Dallas Church Presses Into Prayer for Ebola Families
It was like any other Sunday morning worship service at Wilshire Baptist Church in Dallas, where Louise Troh, the quarantined girlfriend of the first patient in the United States diagnosed with Ebola, is a member of the congregation.
Greeters passed out bulletins and shook hands at the church entrances. Members hugged each other in greeting shortly before the service began. A couple hundred people sat in the pews of the church and began to pray for the patient, Thomas Eric Duncan, and for Troh and both of their families.
Associate Pastor Mark Wingfeld led the opening prayer and encouraged members not only to focus on the family in Dallas but also on those stricken with the deadly virus in West Africa who don’t have the same access to medical care.
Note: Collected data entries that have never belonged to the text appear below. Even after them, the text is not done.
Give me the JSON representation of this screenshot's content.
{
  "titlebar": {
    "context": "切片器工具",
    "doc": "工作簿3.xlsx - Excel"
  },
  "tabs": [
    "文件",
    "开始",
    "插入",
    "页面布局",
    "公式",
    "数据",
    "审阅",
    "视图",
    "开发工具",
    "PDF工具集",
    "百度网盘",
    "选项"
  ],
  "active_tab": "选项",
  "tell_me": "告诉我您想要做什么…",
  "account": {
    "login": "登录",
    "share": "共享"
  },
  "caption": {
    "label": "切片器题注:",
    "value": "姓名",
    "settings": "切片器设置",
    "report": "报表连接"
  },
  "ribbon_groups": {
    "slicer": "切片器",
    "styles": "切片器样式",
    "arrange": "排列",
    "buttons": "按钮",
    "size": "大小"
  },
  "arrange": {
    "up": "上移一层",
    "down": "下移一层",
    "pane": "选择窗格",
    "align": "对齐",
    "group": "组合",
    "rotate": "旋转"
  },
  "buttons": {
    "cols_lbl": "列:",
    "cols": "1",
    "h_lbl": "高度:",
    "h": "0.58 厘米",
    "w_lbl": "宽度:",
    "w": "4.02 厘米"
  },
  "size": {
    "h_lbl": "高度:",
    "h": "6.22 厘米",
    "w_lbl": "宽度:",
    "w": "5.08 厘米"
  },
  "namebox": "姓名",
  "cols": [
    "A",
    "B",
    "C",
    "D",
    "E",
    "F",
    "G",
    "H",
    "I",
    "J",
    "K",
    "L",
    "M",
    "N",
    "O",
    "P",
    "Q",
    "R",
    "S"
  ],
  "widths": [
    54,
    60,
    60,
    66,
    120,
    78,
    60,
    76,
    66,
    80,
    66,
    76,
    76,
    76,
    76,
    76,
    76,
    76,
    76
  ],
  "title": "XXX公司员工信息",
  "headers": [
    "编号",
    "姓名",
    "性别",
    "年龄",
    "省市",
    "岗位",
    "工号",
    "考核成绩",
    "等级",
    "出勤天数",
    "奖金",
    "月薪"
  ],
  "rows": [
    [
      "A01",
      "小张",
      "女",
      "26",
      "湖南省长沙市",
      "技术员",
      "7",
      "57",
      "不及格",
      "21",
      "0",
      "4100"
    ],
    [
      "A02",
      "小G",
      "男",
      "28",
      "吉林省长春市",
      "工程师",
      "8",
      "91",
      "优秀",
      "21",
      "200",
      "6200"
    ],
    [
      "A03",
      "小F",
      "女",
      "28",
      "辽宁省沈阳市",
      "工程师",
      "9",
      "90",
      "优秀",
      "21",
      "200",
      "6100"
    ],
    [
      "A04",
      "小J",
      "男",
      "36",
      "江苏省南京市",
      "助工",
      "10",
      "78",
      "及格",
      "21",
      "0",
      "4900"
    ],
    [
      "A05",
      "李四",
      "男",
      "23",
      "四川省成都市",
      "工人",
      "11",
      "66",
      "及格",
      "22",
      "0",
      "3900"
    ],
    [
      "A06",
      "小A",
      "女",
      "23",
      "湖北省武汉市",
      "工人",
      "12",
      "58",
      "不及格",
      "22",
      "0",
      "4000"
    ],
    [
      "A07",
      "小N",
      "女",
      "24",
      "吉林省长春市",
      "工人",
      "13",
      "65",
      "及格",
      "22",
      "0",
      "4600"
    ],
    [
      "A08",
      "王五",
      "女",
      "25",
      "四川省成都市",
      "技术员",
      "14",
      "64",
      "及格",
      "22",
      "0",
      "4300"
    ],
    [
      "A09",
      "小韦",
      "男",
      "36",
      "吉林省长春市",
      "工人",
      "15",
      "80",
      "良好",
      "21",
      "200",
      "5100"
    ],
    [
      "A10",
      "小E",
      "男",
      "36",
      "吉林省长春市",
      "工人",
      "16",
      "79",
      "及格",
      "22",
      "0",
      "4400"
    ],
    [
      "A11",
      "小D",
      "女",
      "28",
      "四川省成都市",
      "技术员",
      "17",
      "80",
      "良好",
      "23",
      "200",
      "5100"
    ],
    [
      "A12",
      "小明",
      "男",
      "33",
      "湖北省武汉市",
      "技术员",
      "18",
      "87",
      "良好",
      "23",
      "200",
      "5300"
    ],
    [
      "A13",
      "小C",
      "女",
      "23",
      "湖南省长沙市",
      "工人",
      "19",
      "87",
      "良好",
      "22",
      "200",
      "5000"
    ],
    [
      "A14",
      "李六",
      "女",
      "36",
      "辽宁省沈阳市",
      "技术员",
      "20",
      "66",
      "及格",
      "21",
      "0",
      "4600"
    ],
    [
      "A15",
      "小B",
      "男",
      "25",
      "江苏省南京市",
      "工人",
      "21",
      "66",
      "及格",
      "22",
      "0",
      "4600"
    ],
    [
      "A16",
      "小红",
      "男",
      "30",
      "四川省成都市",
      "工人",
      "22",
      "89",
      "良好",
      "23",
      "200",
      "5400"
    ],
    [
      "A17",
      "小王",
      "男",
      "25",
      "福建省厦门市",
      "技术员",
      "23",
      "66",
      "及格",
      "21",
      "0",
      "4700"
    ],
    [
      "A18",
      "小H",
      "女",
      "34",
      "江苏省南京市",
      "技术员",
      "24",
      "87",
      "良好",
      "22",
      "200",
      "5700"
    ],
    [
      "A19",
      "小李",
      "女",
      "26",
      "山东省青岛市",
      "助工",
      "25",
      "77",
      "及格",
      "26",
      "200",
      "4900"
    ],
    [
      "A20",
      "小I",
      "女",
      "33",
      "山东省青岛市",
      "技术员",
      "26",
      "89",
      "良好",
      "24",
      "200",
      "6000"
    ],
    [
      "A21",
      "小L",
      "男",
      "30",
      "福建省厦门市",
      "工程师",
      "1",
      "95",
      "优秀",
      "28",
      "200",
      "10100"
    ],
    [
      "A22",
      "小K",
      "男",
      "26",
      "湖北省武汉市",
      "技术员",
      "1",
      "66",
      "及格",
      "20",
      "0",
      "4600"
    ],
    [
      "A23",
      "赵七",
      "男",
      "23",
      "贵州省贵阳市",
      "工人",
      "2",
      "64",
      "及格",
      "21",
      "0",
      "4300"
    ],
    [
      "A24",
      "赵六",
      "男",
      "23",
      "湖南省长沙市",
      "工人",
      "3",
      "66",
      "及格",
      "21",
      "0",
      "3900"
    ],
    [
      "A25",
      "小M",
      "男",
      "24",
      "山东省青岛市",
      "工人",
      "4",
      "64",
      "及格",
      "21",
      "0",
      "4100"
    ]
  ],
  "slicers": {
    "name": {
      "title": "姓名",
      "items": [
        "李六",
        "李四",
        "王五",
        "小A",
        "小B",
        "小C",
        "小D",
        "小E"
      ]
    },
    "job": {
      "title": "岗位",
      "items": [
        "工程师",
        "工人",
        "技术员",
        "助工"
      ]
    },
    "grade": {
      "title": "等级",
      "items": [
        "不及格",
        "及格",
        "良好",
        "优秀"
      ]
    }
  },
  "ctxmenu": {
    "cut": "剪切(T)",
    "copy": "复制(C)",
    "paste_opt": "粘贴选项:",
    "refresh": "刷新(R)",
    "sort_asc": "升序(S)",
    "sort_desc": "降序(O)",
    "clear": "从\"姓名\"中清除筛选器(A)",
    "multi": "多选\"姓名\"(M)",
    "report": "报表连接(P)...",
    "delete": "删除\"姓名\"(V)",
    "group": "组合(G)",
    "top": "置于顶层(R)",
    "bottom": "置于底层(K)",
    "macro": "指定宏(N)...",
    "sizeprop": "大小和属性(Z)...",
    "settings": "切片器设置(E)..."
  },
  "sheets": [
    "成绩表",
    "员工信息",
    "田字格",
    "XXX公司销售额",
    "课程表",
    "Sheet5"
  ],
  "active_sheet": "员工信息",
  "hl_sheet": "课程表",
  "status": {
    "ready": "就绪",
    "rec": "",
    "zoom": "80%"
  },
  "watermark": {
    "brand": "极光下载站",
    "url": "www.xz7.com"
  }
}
At least 3,400 people have died in the outbreak worldwide, predominantly in West Africa.
“Although this disease has become personal to us, we realize we’re not the first to know its devastation and we are not the ones most desperately affected,” Wingfeld told parishioners.
“We pray that you calm the anxious hearts of so many in our city. Help the ignorant understand the truth.”
Parishioners were told by church officials earlier in the week that neither Troh nor any of her family members had attended services since Duncan’s arrival so there was no chance of exposure within the congregation.
Medical authorities have identified 10 people who had direct contact with Duncan as being at greatest risk of infection. Troh, whom Duncan has been staying with since he arrived on a visit from West Africa, is one of them.
“Whether there had been contact or not, maybe we would be acting differently, but I’d like to think we wouldn’t,” Julie Sorrels, 33, said.
“Before this, I was concerned about the Ebola situation in Africa. This made it more personal to have a name of someone specifically to pray for,” she said.